In recent months, cross-border rocket fire, believed to be carried out by the Daesh terrorist group, has killed approximately 21 civilians and injured another 80 in southern Turkey. In a move to prevent further attacks, the Turkish government is considering a number of strategies.
"We need better protection in that part of the border," said one military official, speaking on condition of anonymity, according to Defense News. "Air defense is more a priority than deterrence or offensive capabilities."
To that effect, Ankara plans to develop Serhat, a counter-mortar radar system that will work with the Korkut self-propelled air-defense gun system. Both are developed by Aselsan, Turkey’s largest defense firm.
Capable of firing 1,100 rounds per minute with a range of roughly four kilometers, the Korkut is thought to be an ideal match for Serhat’s 360-degree radar coverage.
"These efforts will boost and upgrade border security in that area," the official said.

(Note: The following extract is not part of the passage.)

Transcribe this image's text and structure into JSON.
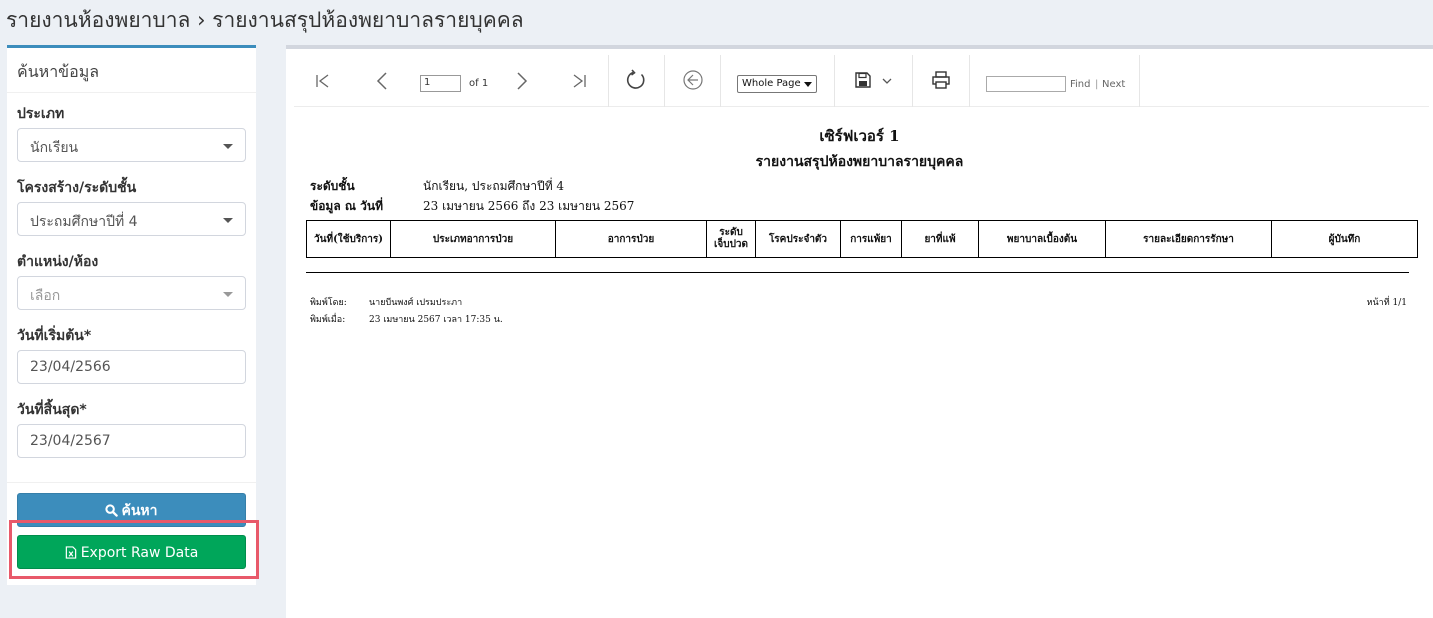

A heavier option is Aselan’s High-Mobility Artillery Rocket System (HIMARS). Ankara plans to install two of these systems near the city of Kilis. These will operate in conjunction with a fleet of drones.
Surveillance balloons could also play a crucial role.
"The system in question should operate like the PTDS," said one official, referring to Lockheed Martin’s Persistent Threat Detection System.
"We need a system like the PTDS that gives us 24/7 border monitoring. Aselan is capable of partly or entirely providing a solution. It may need to get some foreign know-how."
Combined, these systems are intended to be used to seal off 70 kilometers of the Turkey-Syria border. Stretching across various sections in the provinces of the Hatay, Sanliurfa, Mardin, Kilis, and Gaziantep, a five-meter-tall wall, topped with razor wire, will be built.
While Ankara may be concerned with security, it may be taking extreme measures. On Monday, at least eight people were shot dead by Turkish security officers.
"We still have to establish the details," said Gerry Simpson, an expert with Human Rights Watch, according to RT, "but it does look like a group of Syrian asylum seekers were indeed shot at by Turkish border guards."